Professor Emerita, Concordia University Saint Paul

and Lecturer, English Department, University of Maryland

“Norbert Hirschhorn’s poems demonstrate his linguistic capacity and they demand as much from the reader… Even when dealing with historic events they offer a meditation on the individual.”*

—Roula Rashed, 25 July 2008, An-Nahar, Lebanon

“The American poet Norbert Hirschhorn writes the poetry of life”

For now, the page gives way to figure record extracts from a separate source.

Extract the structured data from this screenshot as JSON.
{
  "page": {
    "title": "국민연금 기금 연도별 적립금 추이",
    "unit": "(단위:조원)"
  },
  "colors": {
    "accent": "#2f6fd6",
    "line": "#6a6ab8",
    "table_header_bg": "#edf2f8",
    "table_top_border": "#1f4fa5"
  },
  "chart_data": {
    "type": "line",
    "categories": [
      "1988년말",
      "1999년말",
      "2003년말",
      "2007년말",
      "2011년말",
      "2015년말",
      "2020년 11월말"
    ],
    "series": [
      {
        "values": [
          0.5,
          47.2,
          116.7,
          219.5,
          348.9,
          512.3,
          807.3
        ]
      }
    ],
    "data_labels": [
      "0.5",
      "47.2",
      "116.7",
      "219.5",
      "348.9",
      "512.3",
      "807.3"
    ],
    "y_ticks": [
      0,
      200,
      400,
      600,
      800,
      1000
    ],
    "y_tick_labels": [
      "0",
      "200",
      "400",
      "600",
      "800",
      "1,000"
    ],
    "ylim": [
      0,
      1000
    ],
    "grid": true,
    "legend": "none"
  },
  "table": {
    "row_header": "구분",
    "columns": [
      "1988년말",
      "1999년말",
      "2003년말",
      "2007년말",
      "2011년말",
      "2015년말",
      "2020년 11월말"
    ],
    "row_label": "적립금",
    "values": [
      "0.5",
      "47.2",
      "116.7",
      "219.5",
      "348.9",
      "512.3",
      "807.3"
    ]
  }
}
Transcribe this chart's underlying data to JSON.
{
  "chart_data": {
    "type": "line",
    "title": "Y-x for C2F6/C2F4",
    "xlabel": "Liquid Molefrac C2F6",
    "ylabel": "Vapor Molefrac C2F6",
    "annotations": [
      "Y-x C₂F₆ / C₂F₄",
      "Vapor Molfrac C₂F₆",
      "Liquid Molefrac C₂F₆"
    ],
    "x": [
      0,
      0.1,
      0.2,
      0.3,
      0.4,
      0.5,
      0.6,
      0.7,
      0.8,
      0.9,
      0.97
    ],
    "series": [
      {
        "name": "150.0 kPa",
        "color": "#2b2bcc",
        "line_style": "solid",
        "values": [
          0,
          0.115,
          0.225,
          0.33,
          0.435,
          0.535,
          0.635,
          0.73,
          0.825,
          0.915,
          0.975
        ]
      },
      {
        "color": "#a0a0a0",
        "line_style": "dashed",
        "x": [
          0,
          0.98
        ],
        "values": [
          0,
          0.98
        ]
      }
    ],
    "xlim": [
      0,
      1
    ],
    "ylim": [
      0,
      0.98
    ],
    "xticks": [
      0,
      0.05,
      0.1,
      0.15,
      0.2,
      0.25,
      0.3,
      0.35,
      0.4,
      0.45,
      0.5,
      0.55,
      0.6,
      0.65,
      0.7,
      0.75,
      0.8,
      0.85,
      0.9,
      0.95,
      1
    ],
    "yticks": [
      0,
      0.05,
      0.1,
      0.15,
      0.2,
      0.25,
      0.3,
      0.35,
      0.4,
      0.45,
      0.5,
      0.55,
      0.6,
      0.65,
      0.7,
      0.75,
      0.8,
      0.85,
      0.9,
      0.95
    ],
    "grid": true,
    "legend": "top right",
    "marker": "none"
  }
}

“…The richness of his poetry derives not only from its deep and wide wisdom, but from its breath of humanity…. He writes about the human condition with sad and ironic humor. … The poetry possesses the capacity to widen the reader’s horizons and open to new venues of human interaction: Beirut, Bangladesh, Burma, Finland, New Jersey, London.”*

—Sulaiman Bakti, 18 July 2008, Al-Hayat, Pan-Arab Newspaper

Health hero’s verse

“Former U.S. president Bill Clinton hailed him as ‘an American health hero’ for his pioneering medical work in war-torn countries around the globe, but in his autumn years Norbert Hirschhorn is garnering praise for something completely different — poetry.
“The retired physician, who revolutionised rehydration treatment across the developing world and now lives in West Hampstead with his architect wife, has just released his sophomore collection, entitled Mourning in the Presence of a Corpse. Hirschhorn, 70, is the first non-Arabic writer to be published by the influential Dar al-Jadeed imprint in Beirut, where he lives half of the year. ‘The collection was very much influenced by Lebanon. It’s a dangerously endearing country. It’s the perfect country for a poet,’ he says. ‘The book has been very well reviewed in the Arab press. When they praise an American of all things, this to me is the highest praise.’ Some would say the book is dark and despairing — I would say it is optimistic and unblinking. Despite rave reviews, he remains modest: ‘I love the craft and I keep studying it and trying to get better at it.’”

—Simon Wroe, November 2008, Camden New Journal

“Mourning in the Presence of a Corpse is a superb volume of poems, the best I’ve seen lately. So many marvelous things… tasteful, meticulous and literate to a great degree.”

—Richard Selzer, MD, 6 May 2009, Yale University

essayist, novelist; author of The Doctor Stories, The Whistler’s Room, and others

*Translated from the Arabic by Rasha al-Ameer and Cynthia Myntti.